Most people who put their money at risk in the financial markets are either traders or investors. Of course, it’s not as cut and dry as that because there are all kinds of combinations.
For example, it’s pretty common for people to have two brokerage accounts, one for short-term activity and one for long-term. On balance, however, the vast majority of profit-seekers lean heavily in one direction or the other. Which one are you? Check out the following key features of the different styles to answer the question for yourself.
It’s not a hard and fast rule, but if you are intending to speculate and have limited financial resources, trading is usually the preferred strategy. That’s not to ignore the millions of wise, patient investors who deposit $50 per month into their accounts and slowly increase contributions as their incomes rise. But one of the main reasons people opt for trading has to do with leverage. For example, most forex trading providers allow account holders to use leverage amounts; the exact level available might depend on the regulatory jurisdiction of the broker. That’s just one reason that customers with smaller bank books tend to try their hands at foreign exchange. Those who have large sums of money available for speculation can afford to use little or no leverage when purchasing stocks, bonds, and other typical long-term instruments.
Are you looking to make profits over short time frames or long? If the former, you are most likely a trader. Consider the fact that some people invest with an open time horizon, or one that is only focuses on providing for post-retirement years. If you’re in your twenties and socking money into a self-directed IRA brokerage account every month, you are certainly not of the quick gains mentality.
Those who buy and sell forex pairs usually make round-trip transactions several times per day. Their money is exposed to risk on a daily basis and they stand to make large gains or losses at any time. Conversely, if you purchase only blue-chip stock shares in hopes of earning a decent rate of return within a decade or so, your risk level is very low. Besides, you’ll probably not even follow the ups and downs of the economy because you simply don’t need to.

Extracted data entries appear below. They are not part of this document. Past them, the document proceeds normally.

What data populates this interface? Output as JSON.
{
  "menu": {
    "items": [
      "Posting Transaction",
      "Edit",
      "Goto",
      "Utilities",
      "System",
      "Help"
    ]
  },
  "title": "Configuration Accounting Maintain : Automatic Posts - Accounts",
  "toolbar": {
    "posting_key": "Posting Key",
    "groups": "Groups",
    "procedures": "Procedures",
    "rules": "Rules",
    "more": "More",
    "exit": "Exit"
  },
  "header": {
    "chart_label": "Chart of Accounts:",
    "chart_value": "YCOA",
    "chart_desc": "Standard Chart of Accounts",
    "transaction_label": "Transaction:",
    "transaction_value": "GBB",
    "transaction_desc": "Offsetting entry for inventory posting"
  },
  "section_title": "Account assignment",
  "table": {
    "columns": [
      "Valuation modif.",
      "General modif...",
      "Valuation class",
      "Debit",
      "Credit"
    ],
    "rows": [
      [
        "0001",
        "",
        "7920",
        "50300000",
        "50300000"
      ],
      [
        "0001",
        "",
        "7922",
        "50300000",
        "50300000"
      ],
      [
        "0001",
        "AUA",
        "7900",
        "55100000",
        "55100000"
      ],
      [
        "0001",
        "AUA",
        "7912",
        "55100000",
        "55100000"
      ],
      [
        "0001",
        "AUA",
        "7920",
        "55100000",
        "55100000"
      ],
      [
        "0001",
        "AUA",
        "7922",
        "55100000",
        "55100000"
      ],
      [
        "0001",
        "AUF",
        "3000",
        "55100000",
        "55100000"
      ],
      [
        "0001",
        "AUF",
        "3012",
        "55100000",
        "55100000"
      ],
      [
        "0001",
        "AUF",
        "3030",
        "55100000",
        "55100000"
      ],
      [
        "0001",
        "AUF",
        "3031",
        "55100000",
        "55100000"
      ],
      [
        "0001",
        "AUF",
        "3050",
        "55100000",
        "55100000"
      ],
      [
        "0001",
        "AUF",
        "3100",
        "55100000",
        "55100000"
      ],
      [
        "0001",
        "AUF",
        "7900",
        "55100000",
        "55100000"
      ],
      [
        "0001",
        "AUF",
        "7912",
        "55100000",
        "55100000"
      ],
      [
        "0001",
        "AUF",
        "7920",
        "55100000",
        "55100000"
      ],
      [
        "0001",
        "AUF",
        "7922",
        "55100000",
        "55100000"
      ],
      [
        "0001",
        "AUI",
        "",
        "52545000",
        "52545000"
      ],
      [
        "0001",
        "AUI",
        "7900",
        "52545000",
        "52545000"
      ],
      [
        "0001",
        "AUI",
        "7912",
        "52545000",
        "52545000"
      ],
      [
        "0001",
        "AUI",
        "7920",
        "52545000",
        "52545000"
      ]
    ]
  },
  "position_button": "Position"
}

Do you enjoy sitting at your computer for several hours each day studying the market, making trades, checking your profit targets, and generally immersing yourself in all things market-related? If so, you are likely in the trading column when it comes to personality types. Many forex enthusiasts spend between two and eight hours every day wheeling and dealing, monitoring their favorite currency pairs to find quick profits on sharp price changes.
Investing, on the other hand, requires as few as one or two hours per month. After the research phase is over, most people who seek to earn profits through investments can sit down, place their buy or sell orders for the month, and forget about the market for 30 days. When your goal has a long-time frame, there’s no need to glue your eyes to the price charts.